On Fri, 2011-01-28 at 09:41 -0500, Chuck Anderson wrote:
On Fri, Jan 28, 2011 at 09:27:43AM -0500, Matthias Clasen wrote:
> On Fri, 2011-01-28 at 09:20 -0500, Chuck Anderson wrote:
>
> >
> > If we are not there yet, then why don't we wait until F16 for Gnome
> > 3/Gnome Shell? I see this as being exactly the same as the situation
> > was with systemd--it wasn't polished in time for F14, so it had to
> > wait until F15. Why should Gnome be any different? Why should the
> > users have to put up with a half-baked user experience for F15?
>
> Lack of extensions != half-baked user experience. GNOME 3 will give you
> a fully baked, crip user experience without extensions...
Thanks, good to know. Sorry for my scepticism. Now that you've reset
my expectations, I'll try it out during the Test Days to make sure
there are no regressions in user experience & capabilities compared to
gnome-panel/nautilus and Gnome 2.
Let me reset your expectations some more.

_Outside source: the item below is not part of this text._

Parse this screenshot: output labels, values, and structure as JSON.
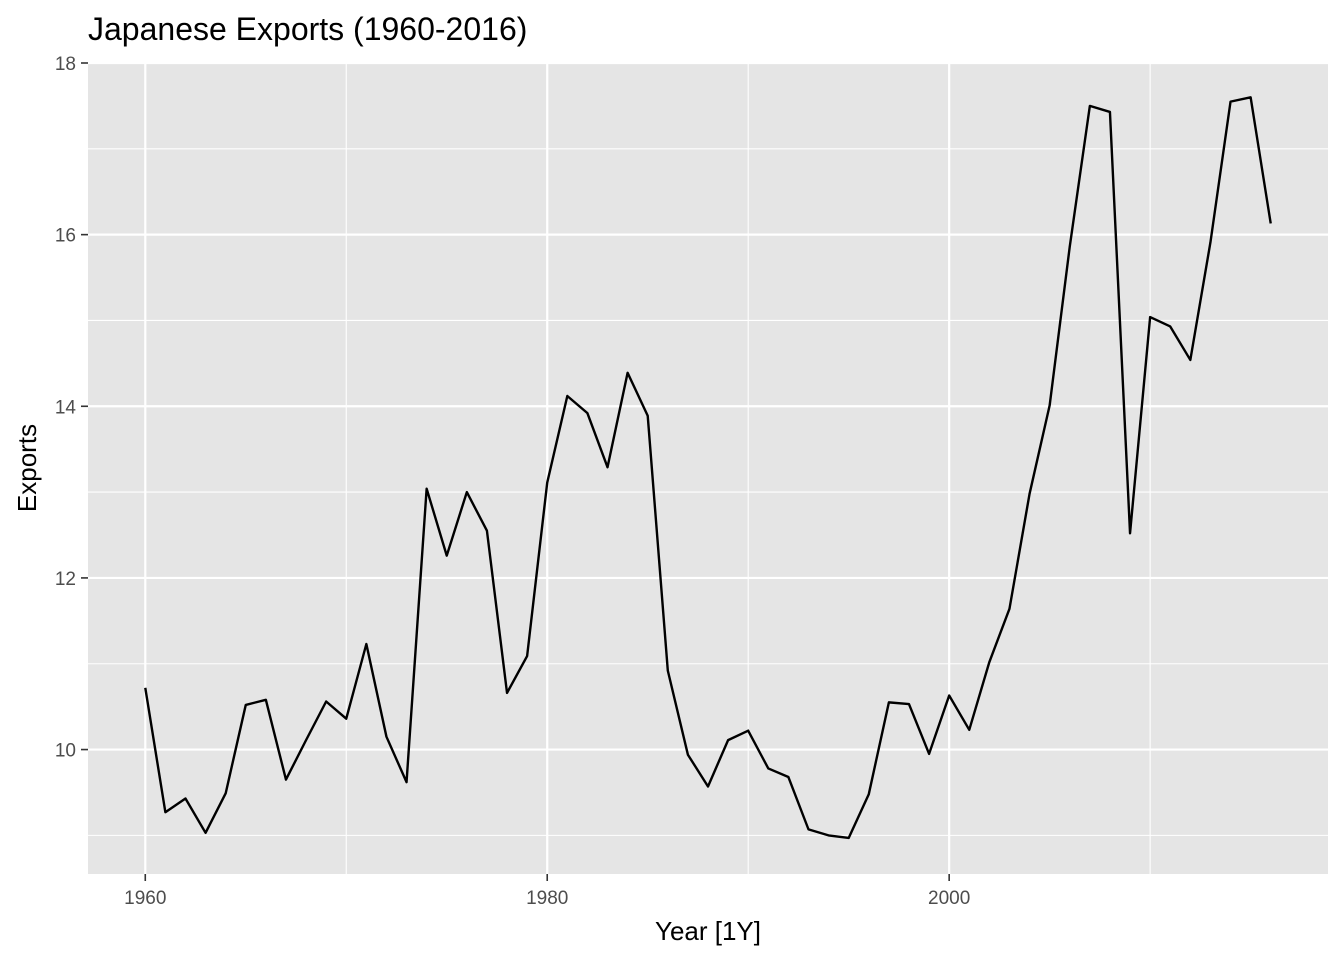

There will be big changes in the user experience - thats the whole
reason why we are working very hard to get GNOME3 done. And some of
these changes will certainly be perceived as regressions by some people
- if you have had your stock ticker in the upper right corner for 10
years, then that is a very understandable reaction to decry the
disappearance of applets.
What you should expect from GNOME 3.0 as a user is a fully functional
desktop. What you should expect from it as a developer is a good
platform to build on for 3.2 and so on.
But a feature-by-feature and per-ui-detail comparison of GNOME 2.32 and
3.0 does not really make sense. The difference in the minor version
numbers should make clear: GNOME 2 has had 16 revisions to build up UI
details and features; GNOME 3 is just starting out.